How can keep squirrels off my feeders?
Like the birds we are trying to attract, squirrels are seed eaters and assume that the food is there for them. When you are placing bird feeders in your yard, keep in mind that squirrels can jump six feet straight up in the air and can launch themselves from a tree or building to a feeder ten feet away. Even if the squirrel does not get a foothold, the seed or feeder can be knocked to the ground. The following suggestions may thwart the squirrel:
* Hanging feeders should be suspended from a horizontal wire that is extended between two points. Be sure that there is nothing above the feeder that the squirrels can use as a launching pad. Before attaching the wire, thread each end through five-foot sections of smooth plastic or metal pipe, 4 or 5 inches in diameter. The pipe will rotate when the squirrel attempts to cross to the feeder, causing the squirrel to fall to the ground, unharmed.
* Squirrel baffles, which are usually a metal or plastic dome- or saucer- shaped disk, should be placed above and below a pole feeder. A successful baffle is one that the squirrel cannot cling to, climb over or around, or gnaw through. Mount baffles loosely so they readily tip if a squirrel lands on them.

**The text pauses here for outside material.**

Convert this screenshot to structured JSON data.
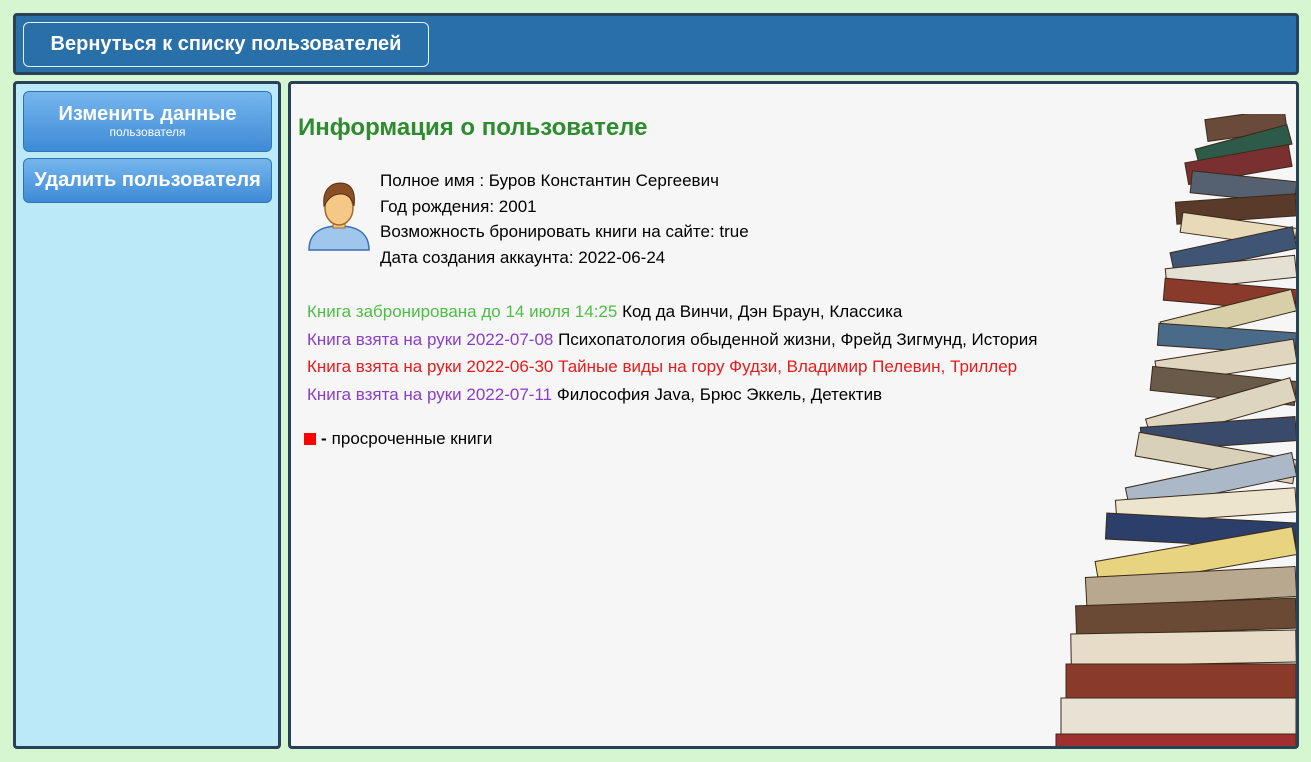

* Squirrel-proof feeders: Most commercial feeders, touted as "squirrel proof," are at best, squirrel resistant. The most successful is an all-metal feeder with adjustable springs that regulate a counterweighted door. When birds light on the feeding perch, the door remains open; but, under the weight of a squirrel, the door drops down to conceal the food. The cost of this type of feeder is about sixty dollars.
Should I offer birds water via a birdbath?
Water is very important for birds, both for drinking and for bathing. In the summer, a water source will be heavily used by birds for drinking and bathing, and parent birds will bring their young to the water for their first baths. During the spring and fall migrations, a backyard water source is highly attractive to birds. Sightings of rare and unusual warblers often occur at backyard birdbaths. Water tends to be scarcest in the winter when freezing temperatures keep water locked in the ground. A source of unfrozen water is much appreciated by winter birds. When choosing a birdbath, keep in mind that many are made too deep. Small birds are afraid to enter deep water (i.e., anything over 2 inches). To rectify this, add aquarium gravel to the bath, perhaps sloping it from on side to the other, so that there is a shallow end. The gravel will provide birds with better footing once in the bath. Baths should be cleaned frequently during periods of high use and scrubbed periodically to keep down algal growth. A solution of one part bleach to nine parts water can be used to clean and disinfect the bath. Make sure to rinse the bath thoroughly before refilling. In the winter, baths can be kept open either by frequent refilling or with a commercial electric heater. There are many thermostatically controlled bath heaters on the market now that are effective and inexpensive to operate. Care should be taken that the cord for the heater is well protected and marked and out of the way of snow-shovelers and snow-blowers. It may be safer to locate the birdbath close to the house during the winter so that only a short amount of cord is necessary. Never use glycerin in the birdbath to keep water from freezing; it is toxic if ingested and can destroy the insulating properties of feathers!